The Best Workplaces in Manufacturing and Production, a list released this week by Fortune and Great Place to Work, illustrates how the American manufacturing industry is embracing the value of talent just as wholeheartedly as tech and service sector organizations. Employees at the top-rated firms—including Hilcorp, Tactical Electronics, and Arthrex—expressed a sense of pride and purpose in their work, felt challenged to fulfill their potential, and said their employer fostered a positive work culture in addition to offering meaningful rewards.
“These organizations stand apart not only for the level of trust their employees express in anonymous surveys, but also for defying outdated perceptions of working in these industries,” Great Place to Work’s director of research and content Ed Frauenheim and executive vice president Kim Peters write at Fortune:
Take job security: 92 percent of employees at companies on the list say their leaders would lay people off only as a last resort. That’s even better than the response from people at companies on the broader ranking of the Fortune 100 Best Companies to Work For, which includes organizations in healthcare and technology experiencing much faster growth. Although the recent crash in oil prices will no-doubt affect energy companies on the manufacturing list, their employees can at least face 2016 with confidence that their organizations will handle the turmoil in good faith.

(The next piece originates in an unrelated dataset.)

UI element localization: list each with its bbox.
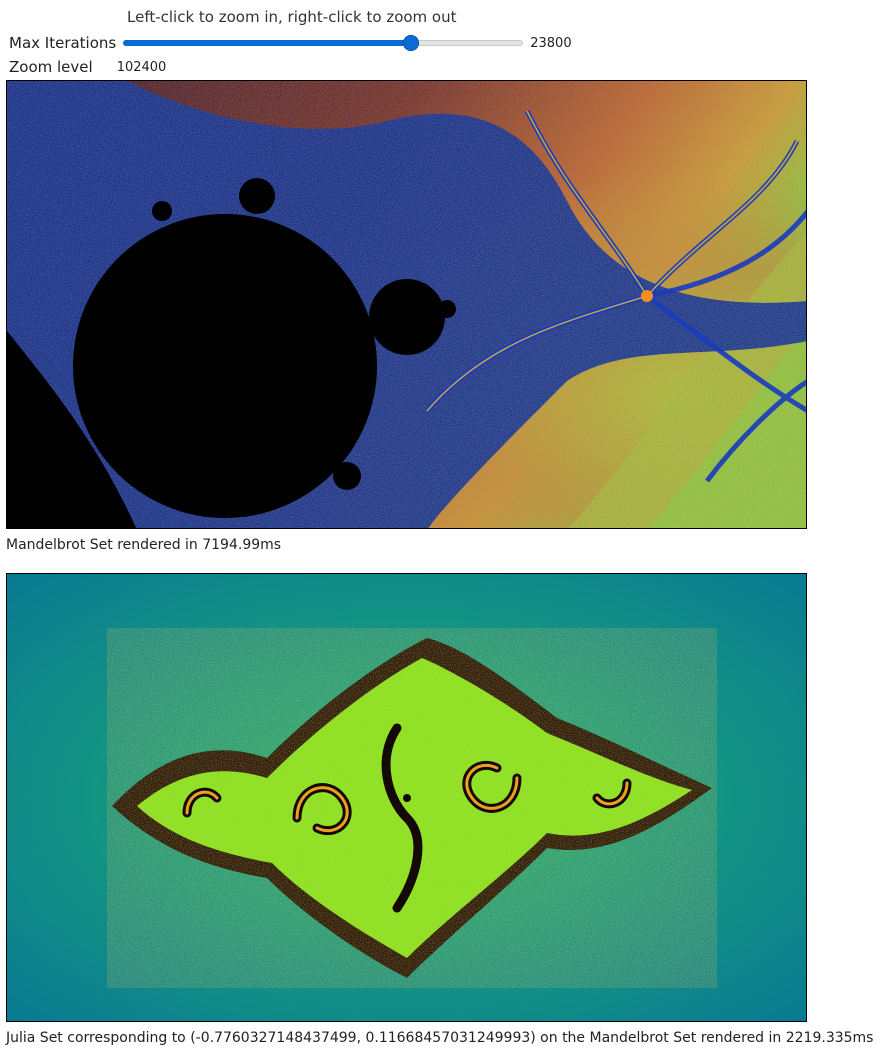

People at the best employers in manufacturing and production also feel they get a fair shake during positive economic cycles, with an average of 82 percent saying they receive a fair share of profits. This is helped by innovative compensation programs like Hilcorp’s practice of letting employees invest in – and collect returns from – specific company projects. The share-of-profits survey question also reveals another surprising area where companies on the manufacturing list collectively outperform their peers among the broader Fortune 100 Best Companies to Work For.